The number of Armenian soldiers killed in skirmishes with Azerbaijani forces around Nagorno-Karabakh has drastically fallen this year despite increased ceasefire violations along the “line of contact,” a top military official in Stepanakert said on Wednesday.
Lieutenant-General Movses Hakobian, the commander of Karabakh’s Armenia-backed Defense Army, said only two of soldiers were shot dead by Azerbaijani snipers in the course of 2012, compared with 11 such cases reported in 2011.
“The measures which we have taken to ensure that our soldiers perform their service on the frontline safely have borne fruit,” Hakobian told a news conference. “Today soldiers can confidently carry out observations on all Defense Army positions and they face no dangers if they don’t violate safety rules.”

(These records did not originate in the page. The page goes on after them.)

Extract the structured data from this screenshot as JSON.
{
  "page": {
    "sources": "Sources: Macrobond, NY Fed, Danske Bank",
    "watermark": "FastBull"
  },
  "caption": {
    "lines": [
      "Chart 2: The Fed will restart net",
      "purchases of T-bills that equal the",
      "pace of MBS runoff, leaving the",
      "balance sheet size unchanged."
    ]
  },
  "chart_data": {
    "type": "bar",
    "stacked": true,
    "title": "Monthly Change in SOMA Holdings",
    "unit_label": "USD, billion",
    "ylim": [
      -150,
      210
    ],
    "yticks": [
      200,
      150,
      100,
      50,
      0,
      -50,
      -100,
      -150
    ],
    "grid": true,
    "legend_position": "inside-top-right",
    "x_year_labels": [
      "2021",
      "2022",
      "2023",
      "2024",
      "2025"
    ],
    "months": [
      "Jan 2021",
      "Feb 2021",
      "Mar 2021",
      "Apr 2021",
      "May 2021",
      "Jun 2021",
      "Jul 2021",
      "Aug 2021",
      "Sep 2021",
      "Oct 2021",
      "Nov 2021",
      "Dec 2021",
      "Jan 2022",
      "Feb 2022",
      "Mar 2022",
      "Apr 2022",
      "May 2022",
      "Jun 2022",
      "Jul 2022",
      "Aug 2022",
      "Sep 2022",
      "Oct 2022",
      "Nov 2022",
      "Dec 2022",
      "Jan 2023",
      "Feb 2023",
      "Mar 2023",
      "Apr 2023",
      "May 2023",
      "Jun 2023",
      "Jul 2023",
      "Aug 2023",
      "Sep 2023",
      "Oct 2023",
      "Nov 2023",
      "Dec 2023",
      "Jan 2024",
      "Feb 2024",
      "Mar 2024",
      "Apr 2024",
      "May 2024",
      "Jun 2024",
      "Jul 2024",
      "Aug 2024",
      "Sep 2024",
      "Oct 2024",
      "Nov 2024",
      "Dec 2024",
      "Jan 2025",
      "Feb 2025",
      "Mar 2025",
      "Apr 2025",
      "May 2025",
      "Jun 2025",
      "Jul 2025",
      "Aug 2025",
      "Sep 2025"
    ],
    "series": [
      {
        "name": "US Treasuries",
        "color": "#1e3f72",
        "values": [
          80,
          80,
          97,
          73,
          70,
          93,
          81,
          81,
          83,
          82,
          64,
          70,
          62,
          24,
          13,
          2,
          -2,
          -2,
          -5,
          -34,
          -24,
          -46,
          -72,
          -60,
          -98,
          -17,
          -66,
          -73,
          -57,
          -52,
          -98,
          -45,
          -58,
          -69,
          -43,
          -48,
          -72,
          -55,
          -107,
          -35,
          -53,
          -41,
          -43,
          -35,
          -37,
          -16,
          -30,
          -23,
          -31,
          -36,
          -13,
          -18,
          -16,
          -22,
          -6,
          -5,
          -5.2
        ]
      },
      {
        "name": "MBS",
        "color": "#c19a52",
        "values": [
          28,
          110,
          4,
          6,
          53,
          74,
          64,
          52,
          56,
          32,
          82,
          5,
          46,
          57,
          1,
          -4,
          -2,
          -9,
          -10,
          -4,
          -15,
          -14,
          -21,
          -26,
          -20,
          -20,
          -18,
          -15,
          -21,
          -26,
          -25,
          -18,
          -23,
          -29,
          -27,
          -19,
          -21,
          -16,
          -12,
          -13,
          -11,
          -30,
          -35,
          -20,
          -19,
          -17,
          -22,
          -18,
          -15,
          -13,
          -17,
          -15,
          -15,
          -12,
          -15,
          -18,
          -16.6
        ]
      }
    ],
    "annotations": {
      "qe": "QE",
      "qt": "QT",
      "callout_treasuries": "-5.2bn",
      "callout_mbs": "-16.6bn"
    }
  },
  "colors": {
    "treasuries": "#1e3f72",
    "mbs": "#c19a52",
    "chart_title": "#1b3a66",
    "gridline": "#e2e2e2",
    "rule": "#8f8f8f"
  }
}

Nagorno-Karabakh -- On Karabakh frontline, Mataghis, 20Jul2012
Hakobian added that “large-scale work to reinforce frontline positions” has also helped the Karabakh Armenian military substantially reduce the number of incursions by Azerbaijani commando units. “This year there were seven attempts by enemy sabotage groups to penetrate our positions but only one of them partly succeeded in inflicting damage on Defense Army servicemen,” he said. “In the six other cases, those groups were detected and pushed back to their starting positions after suffering casualties.”
Armenian military fortifications along Armenia’s border with Azerbaijan have also reportedly been beefed up this year. Defense Minister Seyran Ohanian personally inspected in August what his press office described as “exemplary defense structures and posts” constructed at various border sections.
The most volatile, western section of the Armenian-Azerbaijani frontier saw an upsurge in deadly fighting in June, which left more than a dozen Armenian and Azerbaijani soldiers dead. U.S. Secretary of State Hillary Clinton expressed serious concern over those incidents when she visited the South Caucasus later in June.
The conflicting sides blame each other for more frequent truce violations reported from the border and “the line of contact” around Karabakh.